ECLI:NL:CRVB:2022:683

Centrale Raad van Beroep

Datum uitspraak
22 maart 2022
Publicatiedatum
30 maart 2022
Zaaknummer
19/691 PW
Instantie
Centrale Raad van Beroep
Type
Uitspraak
Procedures
  • Hoger beroep
Vindplaatsen
  • Rechtspraak.nl
AI samenvatting door LexboostAutomatisch gegenereerd

Intrekking van AIO-aanvulling en onderzoek naar vermogen in het buitenland van AIO-gerechtigden

In deze zaak gaat het om de intrekking van de AIO-aanvulling van appellanten, die sinds 1 november 2009 bijstand ontvingen op grond van de Participatiewet. De Sociale verzekeringsbank (Svb) heeft een onderzoek ingesteld naar de rechtmatigheid van de AIO-aanvulling van alle AIO-gerechtigden, waarbij appellanten een verblijf in Turkije hebben opgegeven. De Svb heeft vastgesteld dat appellanten geen melding hebben gemaakt van een onroerende zaak in Turkije, wat leidde tot de intrekking van de AIO-aanvulling over de periode van november 2009 tot en met september 2017. Appellanten hebben hiertegen bezwaar gemaakt, maar de rechtbank heeft het beroep ongegrond verklaard.

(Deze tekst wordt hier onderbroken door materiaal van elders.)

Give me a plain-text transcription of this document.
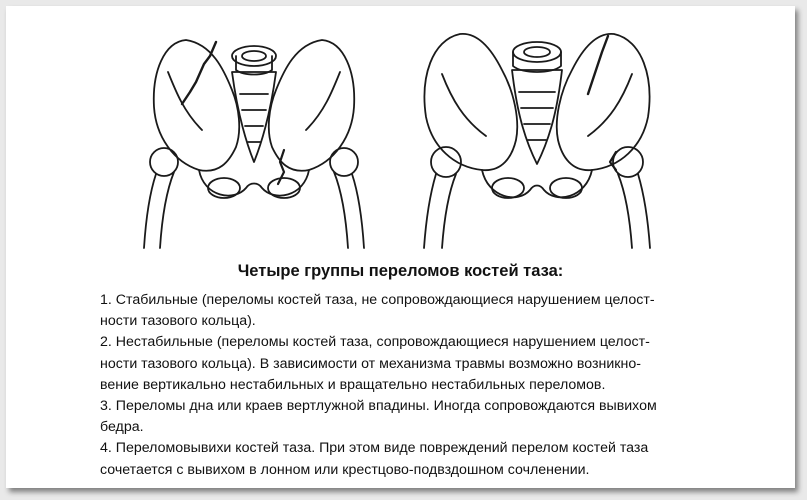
Четыре группы переломов костей таза:

1. Стабильные (переломы костей таза, не сопровождающиеся нарушением целост-

ности тазового кольца).

2. Нестабильные (переломы костей таза, сопровождающиеся нарушением целост-

ности тазового кольца). В зависимости от механизма травмы возможно возникно-

вение вертикально нестабильных и вращательно нестабильных переломов.

3. Переломы дна или краев вертлужной впадины. Иногда сопровождаются вывихом

бедра.

4. Переломовывихи костей таза. При этом виде повреждений перелом костей таза

сочетается с вывихом в лонном или крестцово-подвздошном сочленении.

In hoger beroep hebben appellanten aangevoerd dat de Svb ongerechtvaardigd onderscheid maakt tussen verschillende groepen AIO-gerechtigden. De Centrale Raad van Beroep heeft echter geoordeeld dat de door appellanten aangevoerde argumenten niet voldoende zijn om tot een ander oordeel te komen dan in eerdere uitspraken is gedaan. De Raad heeft vastgesteld dat er geen ongerechtvaardigd verschil in behandeling is en dat de intrekking van de AIO-aanvulling terecht is gebeurd. De uitspraak van de rechtbank wordt bevestigd, en er is geen aanleiding voor een veroordeling in de proceskosten.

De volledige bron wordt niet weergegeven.